Creation of a CSV Reference File from the XML Metadata Files
- Using the “csv_creation” notebook, we turned the XML files in the “jstor_data/metadata” directory into one CSV file saved in the main directory, called “articles_raw.csv”.
- We then used the “csv_prep” notebook to remove miscellaneous articles and infer the authors’ genders. The output of this notebook is called “articles_gender.csv”.
Author Gender Analysis
Unigram Analysis
The purpose of this analysis is to track the most popular significant words, by year, that appear in book reviews and research articles in AJS Review.
For the unigram analysis, the first step was to separate the unigram files according to the type of article they summarize. This meant that book review unigram files were sorted into one directory and research article unigrams files into another. This was accomplished with the “data_separator” notebook. Please refer to the notebook for more details on this process.

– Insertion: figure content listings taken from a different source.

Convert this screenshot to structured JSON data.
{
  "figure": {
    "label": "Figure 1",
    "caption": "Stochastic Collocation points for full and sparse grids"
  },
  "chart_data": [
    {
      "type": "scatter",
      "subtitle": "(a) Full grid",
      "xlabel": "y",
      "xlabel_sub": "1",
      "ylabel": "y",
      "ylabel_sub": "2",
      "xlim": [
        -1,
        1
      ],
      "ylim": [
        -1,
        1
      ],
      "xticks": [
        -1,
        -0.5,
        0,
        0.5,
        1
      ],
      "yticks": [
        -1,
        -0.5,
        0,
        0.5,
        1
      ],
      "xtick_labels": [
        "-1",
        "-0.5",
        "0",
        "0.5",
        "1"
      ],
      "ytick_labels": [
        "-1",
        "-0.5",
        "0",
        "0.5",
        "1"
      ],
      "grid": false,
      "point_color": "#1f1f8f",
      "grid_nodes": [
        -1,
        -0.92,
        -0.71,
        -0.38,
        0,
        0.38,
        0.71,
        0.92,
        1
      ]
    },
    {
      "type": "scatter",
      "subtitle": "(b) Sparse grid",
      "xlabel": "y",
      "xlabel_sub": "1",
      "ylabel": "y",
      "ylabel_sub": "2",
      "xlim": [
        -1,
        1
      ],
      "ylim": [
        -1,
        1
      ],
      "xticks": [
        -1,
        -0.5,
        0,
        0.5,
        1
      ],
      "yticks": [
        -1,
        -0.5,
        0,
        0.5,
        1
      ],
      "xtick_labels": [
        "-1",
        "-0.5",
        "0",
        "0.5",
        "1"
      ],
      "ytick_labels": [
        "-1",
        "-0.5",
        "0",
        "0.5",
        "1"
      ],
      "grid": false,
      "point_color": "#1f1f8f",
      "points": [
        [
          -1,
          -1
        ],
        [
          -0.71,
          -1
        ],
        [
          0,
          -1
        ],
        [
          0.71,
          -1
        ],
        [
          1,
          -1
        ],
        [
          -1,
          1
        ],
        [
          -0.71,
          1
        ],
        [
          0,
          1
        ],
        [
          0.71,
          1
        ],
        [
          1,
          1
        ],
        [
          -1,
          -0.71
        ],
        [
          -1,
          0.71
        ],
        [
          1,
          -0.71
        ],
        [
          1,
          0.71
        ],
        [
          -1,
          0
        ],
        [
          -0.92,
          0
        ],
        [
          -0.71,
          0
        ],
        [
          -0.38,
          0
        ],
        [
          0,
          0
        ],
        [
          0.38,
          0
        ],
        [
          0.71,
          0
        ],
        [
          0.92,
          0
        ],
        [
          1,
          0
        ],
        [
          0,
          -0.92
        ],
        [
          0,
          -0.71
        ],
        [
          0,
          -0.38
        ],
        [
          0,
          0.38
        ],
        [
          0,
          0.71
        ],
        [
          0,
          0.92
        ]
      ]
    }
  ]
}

A second notebook, “data_cleaning”, was used to read all of the unigrams in each category (book review or research article), strip numbers that are not dates, filter out the stopwords provided by the NLTK package and our own file of stopwords.txt, and sort unigrams by frequency. We ran the notebook, manually examined the output, identified additional stopwords that we then added to the “custom_stopwords.txt” file, and repeated until we had a stopword list that we thought did a good job of filtering the noise from our data.

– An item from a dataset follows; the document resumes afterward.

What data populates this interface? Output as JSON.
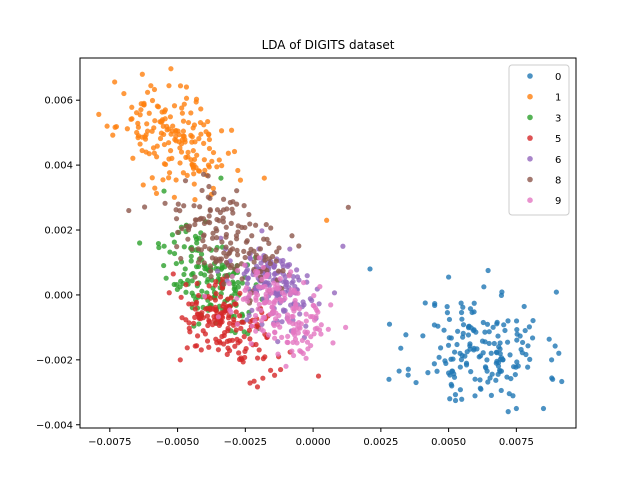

To visualize the unigrams with sparklines, we used the “sparklines” notebook. Given an article type, time period, bin size, and the number of words to use, it creates a sparkline visualization showing the changes in unigram frequency. The visualization is quite simple and is created with matplotlib, which allows for extensive customization of the visualization. These visualizations can be seen here.
Topic Modeling
Citation Web
Citation analyses are relatively easy to produce from websites devoted to journals in the sciences but much trickier for the kind of data found in DfR. Our approach has been to extract the names of authors of articles and authors of the works that they cite from the DfR metadata; clean that list (it needed a lot of cleaning!) and assign unique ids to each author (and the same id to authors whose name appears with different spellings in the metadata); and then to use that list to search the metadata in order to compile a list, by id, of vertices – that is, who is citing whom. We used these two lists – one of the author and id and the other of the connections between them – to visualize the network in NetworkX (for the static image) and Gephi (for the dynamic one). We then exported the dynamic network in a sigma.js template, which we then rendered in our WordPress site.
We had hoped to use the structured metadata for compiling the author lists, but we discovered that these fields were incomplete and often ambiguous. All of our extractions were thus done on the field <mixed-citation>, bypassing the structured data completely.